First, we need to recognize that joy is not just an emotion. Biblically speaking, joy is a fruit of the spirit (Galatians 5:22-23), and fruit is the result of something living and growing. Fruit doesn’t come from seeds or thoughts. Fruit, even natural fruit is a product of growth. So, if we are to produce this fruit and walk in joy then we may need to cultivate some behaviors and attitudes that will help this fruit come into fruition.

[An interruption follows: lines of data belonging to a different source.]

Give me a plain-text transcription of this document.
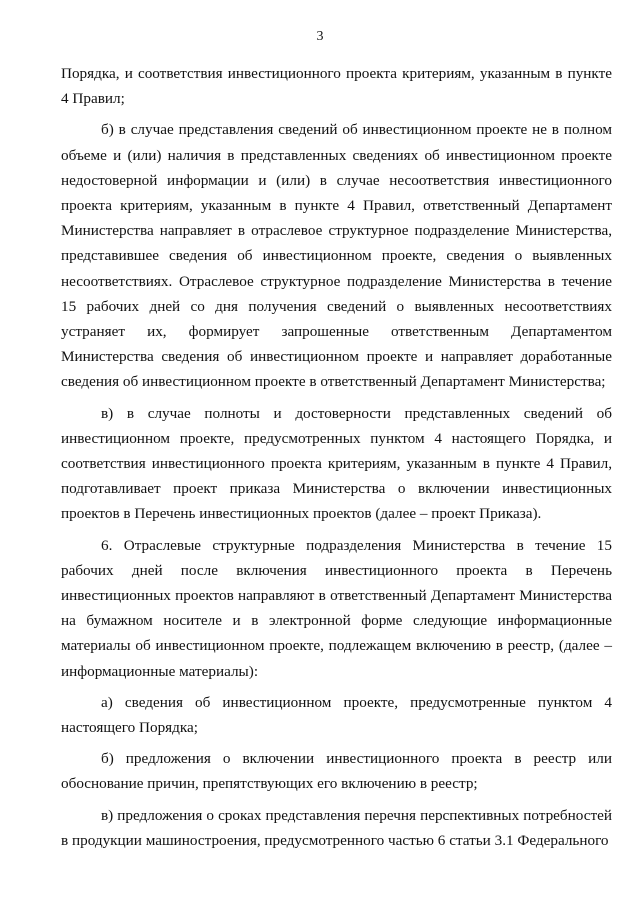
3

Порядка, и соответствия инвестиционного проекта критериям, указанным в пункте 4 Правил;

б) в случае представления сведений об инвестиционном проекте не в полном объеме и (или) наличия в представленных сведениях об инвестиционном проекте недостоверной информации и (или) в случае несоответствия инвестиционного проекта критериям, указанным в пункте 4 Правил, ответственный Департамент Министерства направляет в отраслевое структурное подразделение Министерства, представившее сведения об инвестиционном проекте, сведения о выявленных несоответствиях. Отраслевое структурное подразделение Министерства в течение 15 рабочих дней со дня получения сведений о выявленных несоответствиях устраняет их, формирует запрошенные ответственным Департаментом Министерства сведения об инвестиционном проекте и направляет доработанные сведения об инвестиционном проекте в ответственный Департамент Министерства;

в) в случае полноты и достоверности представленных сведений об инвестиционном проекте, предусмотренных пунктом 4 настоящего Порядка, и соответствия инвестиционного проекта критериям, указанным в пункте 4 Правил, подготавливает проект приказа Министерства о включении инвестиционных проектов в Перечень инвестиционных проектов (далее – проект Приказа).

6. Отраслевые структурные подразделения Министерства в течение 15 рабочих дней после включения инвестиционного проекта в Перечень инвестиционных проектов направляют в ответственный Департамент Министерства на бумажном носителе и в электронной форме следующие информационные материалы об инвестиционном проекте, подлежащем включению в реестр, (далее – информационные материалы):

а) сведения об инвестиционном проекте, предусмотренные пунктом 4 настоящего Порядка;

б) предложения о включении инвестиционного проекта в реестр или обоснование причин, препятствующих его включению в реестр;

в) предложения о сроках представления перечня перспективных потребностей в продукции машиностроения, предусмотренного частью 6 статьи 3.1 Федерального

The book of Nehemiah gives us a clue about cultivating joy. The children of Israel had been in bondage to Babylon for seventy years. Toward the end of their captivity a remnant was granted leave to return to their homeland to rebuild their temple that had been destroyed. The first leader, Zerubbabel lead a group of men to rebuild the physical building of the temple. Then about sixty years later Ezra the scribe joined with Nehemiah to teach the people the law of God, (you might call this “a rebuilding of hearts”). Ezra and the priests spent seven days teaching the law and the remnant repented of their sins. Their repentance was so genuine that the people literally wept as they heard the word of God. At the end of this event, Nehemiah spoke these famous words; “Go and enjoy choice food and sweet drinks, and send some to those who have nothing prepared. This day is holy to our Lord. Do not grieve, for the joy of the Lord is your strength” (Nehemiah 8:10).

Two very distinct lessons can be gleaned from this record. First, the people listened attentively to the word of God as it was taught to the end they understood and believed it. They didn’t play church as is evidenced by their deep repentance and weeping. Second, they chose to be joyful because they recognized God was their strength ­– even in their repentant state. Their joy became so abundant and full that they were eager to give to others in need.

Now let’s compare this to our opportunity for joy today.

  • Jesus said we are children of God, and no one can snatch us away from Him (John 10:28–29).
  • We have “an inheritance that can never perish, spoil or fade,” (1 Peter 1:4; Matthew 6:20).
  • In Christ, we are “filled with an inexpressible and glorious joy” (1 Peter 1:8).
  • It is our Christian duty to rejoice in the Lord (Philippians 3:1; 4:4; 1 Thessalonians 5:16).
  • Joy was the one fruit that gave Jesus the resolve to endure the cross (Heb. 12:1-3).

Like the children of Israel, we can either read these scriptures and dozens more like them and weep for our failures; or we can choose to have joy and rejoicing knowing that our brother Jesus and our Father God love us unconditionally. It is from this position of faith that we can face any adversity in life and choose to walk in joy.

Jesus called this kind of living “abiding”. As we abide in Christ, the True Vine, we, the branches, are full of His strength and vitality, and the fruit we produce, including joy, come directly from him (John 15:5). The joy of the Lord may be inexplicable to those who do not possess it. But, for the believer in Christ, the joy of the Lord comes as naturally as grapes growing on a vine.

God doesn’t want us to put on a facade of happiness. He does however ask that amidst this broken world we would turn our faces, sometimes with tears in our eyes, upon Him and His Son, so we can say once again, “I am filled with comfort; I am overflowing with joy in all affliction” (2 Corinthians 7:4).

So, in the days ahead, let’s make the choice to fill our hearts with joy inextinguishable and radiating with the hope of paradise promised. As we do, we will become a beacon of light for those suffering souls who are lost and without hope. This we can do, so long as we remember that God’s grace is the strength of our salvation. When we live joyously, we too can say like the Apostle Paul, “the sufferings of this present time are not worthy to be compared with the glory that is about to be revealed in us” (Rom. 8:18).

Let’s keep our heart in His word, our hand in his hand, and our eyes fixed on his glorious appearing; then we will have something far more precious than happiness to share with those in need!